Cowan argues Middlesex is doing a good job on its own, without the state poking its nose into the business of educating urban students and training workers for jobs that fuel the local economy.
To a large extent Cowan is correct. Middlesex is often held up as the standard by which all other community colleges are evaluated. Chris Anderson of the Massachusetts High Technology Council and a strong advocate for Patrick’s proposal, emphasized the point in a letter to The Sun. Reforms are not an attack on the colleges, said Anderson in a separate Sun interview, but a call to unify the colleges’ educational mission and leverage their combined resources for the best possible outcomes.
We agree with both Cowan and Anderson.
Community colleges should retain local control over the hiring of staff, the programs they choose to offer the public, and the manner in which it spends its state-funded resources.
The state, however, should command the right to hold colleges accountable for the funding they receive, based on measurable, performance driven data. And if a college is
failing to meet its goals, the state must have the authority to step in and demand changes — just like it does with the public elementary and secondary school system.
Paul Reville, the state’s Education secretary, said college presidents and the Patrick administration have to find a “middle ground.” We agree.
College presidents and their boards of trustees chafe over the notion of losing local control over decision-making to a state board in Boston. More bureaucracy from a state centralized chain of command would do more harm than good, they say, especially when designing worker programs aimed at meeting the needs of local businesses in the medical, technological and environmental fields.
They make a good point. For example, when local hospitals and health centers lack for nurses and/or medical technicians, Middlesex has answered by tailoring programs to meet those needs without getting state approval to do so. High-tech manufacturing is another sector where community colleges have responded when local businesses require specially trained workers.
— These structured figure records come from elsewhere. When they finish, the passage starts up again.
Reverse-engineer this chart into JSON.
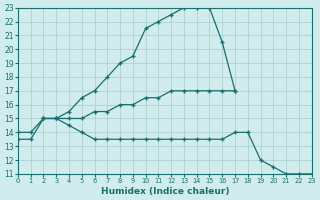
{
  "xlabel": "Humidex (Indice chaleur)",
  "bg_color": "#d0ecec",
  "grid_color": "#a8cccc",
  "line_color": "#1a6e6e",
  "xlim": [
    0,
    23
  ],
  "ylim": [
    11,
    23
  ],
  "xticks": [
    0,
    1,
    2,
    3,
    4,
    5,
    6,
    7,
    8,
    9,
    10,
    11,
    12,
    13,
    14,
    15,
    16,
    17,
    18,
    19,
    20,
    21,
    22,
    23
  ],
  "yticks": [
    11,
    12,
    13,
    14,
    15,
    16,
    17,
    18,
    19,
    20,
    21,
    22,
    23
  ],
  "line1_x": [
    0,
    1,
    2,
    3,
    4,
    5,
    6,
    7,
    8,
    9,
    10,
    11,
    12,
    13,
    14,
    15,
    16,
    17
  ],
  "line1_y": [
    14.0,
    14.0,
    15.0,
    15.0,
    15.5,
    16.5,
    17.0,
    18.0,
    19.0,
    19.5,
    21.5,
    22.0,
    22.5,
    23.0,
    23.0,
    23.0,
    20.5,
    17.0
  ],
  "line2_x": [
    2,
    3,
    4,
    5,
    6,
    7,
    8,
    9,
    10,
    11,
    12,
    13,
    14,
    15,
    16,
    17
  ],
  "line2_y": [
    15.0,
    15.0,
    15.0,
    15.0,
    15.5,
    15.5,
    16.0,
    16.0,
    16.5,
    16.5,
    17.0,
    17.0,
    17.0,
    17.0,
    17.0,
    17.0
  ],
  "line3_x": [
    0,
    1,
    2,
    3,
    4,
    5,
    6,
    7,
    8,
    9,
    10,
    11,
    12,
    13,
    14,
    15,
    16,
    17,
    18,
    19,
    20,
    21,
    22,
    23
  ],
  "line3_y": [
    13.5,
    13.5,
    15.0,
    15.0,
    14.5,
    14.0,
    13.5,
    13.5,
    13.5,
    13.5,
    13.5,
    13.5,
    13.5,
    13.5,
    13.5,
    13.5,
    13.5,
    14.0,
    14.0,
    12.0,
    11.5,
    11.0,
    11.0,
    11.0
  ]
}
Unfortunately, not all the colleges respond as urgently or as positively as others. This is a major problem for a state that is falling short on educating young people with technical skills essential to the new global economy. Without a skilled workforce, businesses will bypass Massachusetts for the states that are meeting those needs.
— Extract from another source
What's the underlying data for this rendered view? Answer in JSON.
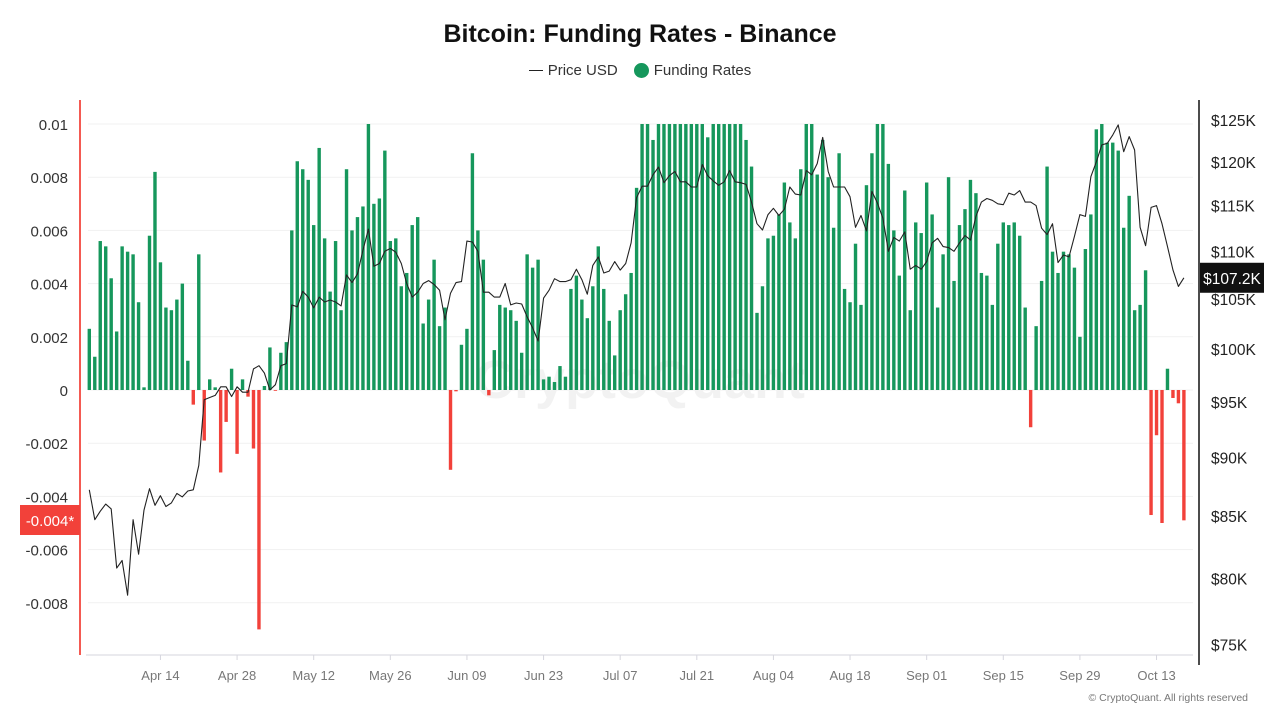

Beacon Hill lawmakers are quick to take the side of their local community college, especially when so much of the staff is part of their own constituency. But this issue deserves a broader look because a lot is at stake here. Community colleges don’t need political protection; they need a push to greater excellence. The outcomes must be recorded, held up for public inspection and used to justify annual state funding. Colleges that deliver outstanding performance should get more funding — and that’s what Patrick’s plan would do.
Lawmakers would be doing taxpayers and students an injustice by giving the governor’s proposal short shrift. Certainly state government doesn’t need to grow more powerful at the expense of community-college autonomy, but it should become smarter in managing its educational assets.